Current research challenges in analytical solutions for blast-induced stress mainly fall into two areas: The first is the complexity of stress superposition from transient P- and S-wave interactions, compounded by stress propagation through heterogeneous and discontinuous materials [3,4]. The second is difficulties in validation due to limitations in in situ stress measurement embedding sensors in rock, which is technically challenging, and field data are often affected by interference from air shock waves and construction equipment during signal acquisition [5]. Analytical solutions for dynamic stresses in surrounding rocks of adjacent tunnels are crucial for understanding stress evolution, calculating dynamic responses, analyzing mechanical behavior, and optimizing blast control parameters.

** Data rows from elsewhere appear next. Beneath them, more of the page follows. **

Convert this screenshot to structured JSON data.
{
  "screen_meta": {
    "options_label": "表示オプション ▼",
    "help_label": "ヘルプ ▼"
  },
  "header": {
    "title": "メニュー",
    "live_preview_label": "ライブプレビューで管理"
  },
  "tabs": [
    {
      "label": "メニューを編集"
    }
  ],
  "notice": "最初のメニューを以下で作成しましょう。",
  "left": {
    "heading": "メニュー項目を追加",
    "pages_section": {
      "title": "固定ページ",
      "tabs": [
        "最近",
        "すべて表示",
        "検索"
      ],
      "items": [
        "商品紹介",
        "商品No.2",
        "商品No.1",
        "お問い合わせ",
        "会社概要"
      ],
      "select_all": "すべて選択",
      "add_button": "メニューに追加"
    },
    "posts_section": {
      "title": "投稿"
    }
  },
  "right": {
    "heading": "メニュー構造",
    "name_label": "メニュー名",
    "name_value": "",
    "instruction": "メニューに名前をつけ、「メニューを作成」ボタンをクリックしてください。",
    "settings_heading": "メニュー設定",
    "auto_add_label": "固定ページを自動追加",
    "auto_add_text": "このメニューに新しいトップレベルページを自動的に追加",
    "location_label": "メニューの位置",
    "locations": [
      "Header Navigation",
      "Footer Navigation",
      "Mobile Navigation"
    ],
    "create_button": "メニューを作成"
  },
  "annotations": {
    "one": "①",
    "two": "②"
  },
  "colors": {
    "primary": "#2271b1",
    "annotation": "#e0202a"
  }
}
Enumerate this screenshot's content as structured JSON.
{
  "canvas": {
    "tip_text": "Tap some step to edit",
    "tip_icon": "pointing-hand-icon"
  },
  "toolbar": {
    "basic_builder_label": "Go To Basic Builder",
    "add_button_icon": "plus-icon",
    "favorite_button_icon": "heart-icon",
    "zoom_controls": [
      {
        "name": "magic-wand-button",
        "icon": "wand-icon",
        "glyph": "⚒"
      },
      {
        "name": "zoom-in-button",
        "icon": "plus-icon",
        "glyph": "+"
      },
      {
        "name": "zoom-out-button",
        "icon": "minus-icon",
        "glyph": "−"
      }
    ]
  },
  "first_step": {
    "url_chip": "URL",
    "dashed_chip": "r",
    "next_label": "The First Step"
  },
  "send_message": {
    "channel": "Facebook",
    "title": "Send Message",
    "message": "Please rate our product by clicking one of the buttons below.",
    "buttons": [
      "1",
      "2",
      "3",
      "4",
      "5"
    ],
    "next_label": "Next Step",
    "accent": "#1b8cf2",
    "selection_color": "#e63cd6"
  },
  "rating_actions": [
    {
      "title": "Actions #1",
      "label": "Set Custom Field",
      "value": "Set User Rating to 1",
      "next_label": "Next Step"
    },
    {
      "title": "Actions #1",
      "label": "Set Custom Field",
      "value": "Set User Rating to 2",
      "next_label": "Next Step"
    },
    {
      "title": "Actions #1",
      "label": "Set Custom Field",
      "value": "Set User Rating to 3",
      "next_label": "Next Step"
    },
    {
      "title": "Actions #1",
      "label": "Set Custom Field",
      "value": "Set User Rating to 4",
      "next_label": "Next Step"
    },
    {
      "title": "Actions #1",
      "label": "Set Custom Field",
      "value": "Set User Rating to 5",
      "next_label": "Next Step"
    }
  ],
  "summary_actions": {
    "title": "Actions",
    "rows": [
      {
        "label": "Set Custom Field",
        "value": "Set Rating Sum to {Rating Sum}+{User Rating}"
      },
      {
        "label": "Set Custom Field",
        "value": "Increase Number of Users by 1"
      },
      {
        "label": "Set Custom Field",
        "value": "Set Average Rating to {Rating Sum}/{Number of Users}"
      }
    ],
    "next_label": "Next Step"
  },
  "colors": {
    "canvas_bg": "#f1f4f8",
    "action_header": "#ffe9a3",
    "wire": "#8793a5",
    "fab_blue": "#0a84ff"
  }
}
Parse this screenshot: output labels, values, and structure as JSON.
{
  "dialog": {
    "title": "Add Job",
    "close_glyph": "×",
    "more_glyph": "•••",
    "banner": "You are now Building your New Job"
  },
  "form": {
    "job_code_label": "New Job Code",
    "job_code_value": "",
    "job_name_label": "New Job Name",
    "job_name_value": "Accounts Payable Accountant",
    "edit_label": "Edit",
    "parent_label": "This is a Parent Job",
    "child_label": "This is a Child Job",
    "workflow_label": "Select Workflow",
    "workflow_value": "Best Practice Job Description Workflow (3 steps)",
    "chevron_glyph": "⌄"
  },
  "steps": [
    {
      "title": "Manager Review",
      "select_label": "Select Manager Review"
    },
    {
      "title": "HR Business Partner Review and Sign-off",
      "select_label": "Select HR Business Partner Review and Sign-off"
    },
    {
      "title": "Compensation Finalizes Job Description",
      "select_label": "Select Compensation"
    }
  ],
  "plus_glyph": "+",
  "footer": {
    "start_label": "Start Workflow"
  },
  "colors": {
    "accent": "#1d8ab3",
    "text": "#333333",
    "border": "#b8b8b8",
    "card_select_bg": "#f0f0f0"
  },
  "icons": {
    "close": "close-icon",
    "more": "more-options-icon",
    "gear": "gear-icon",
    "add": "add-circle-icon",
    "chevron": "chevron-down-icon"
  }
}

As a form of transient energy excitation, blast-induced stress waves have long been a central topic in explosion theory and its applications. Based on charge geometry, blasting can be classified into spherical charges and cylindrical charges. Tunnel excavation blasting typically uses cylindrical charges, and extensive international research has focused on their associated stress field characteristics.

Theoretical developments have led to three mainstream models for calculating blast-induced stress fields: the Starfield superposition method, the ideal fluid medium model, and Heelan’s short-cylinder solution. Starfield [6] proposed decomposing cylindrical charges into multiple equivalent spherical charges. Experimental studies on stress wave propagation, showed that this superposition method yields acceptable agreement with measured data in the medium-to-far fields. Based on this framework, Liu [7] derived computational formulas for stress fields generated by cylindrical charges. Neiman et al. [8] treated rock media as incompressible ideal fluids under transient blast loading, where particle velocity fields satisfy Laplace’s equations. Using boundary mapping methods, they developed solutions for stress fields around cylindrical charges under various borehole boundary conditions. Heelan [9] established a classical analytical solution for cylindrical charge blasting using elastodynamic theory. This model assumes an infinite, isotropic rock mass and provides an expression for radial stress (${\sigma }_r$) distribution due to single hole blasting:

$${\sigma }_r=P_0{\left(\mathrm{r}/r_0\right)}^{\alpha }{e}^{-\beta (r-r_0)}$$

(1)

where

• $P_0$ is the initial blast pressure (MPa);
• $r_0$ is the charge radius (m);
• $\alpha$ and $\beta$ are rock mass attenuation coefficients.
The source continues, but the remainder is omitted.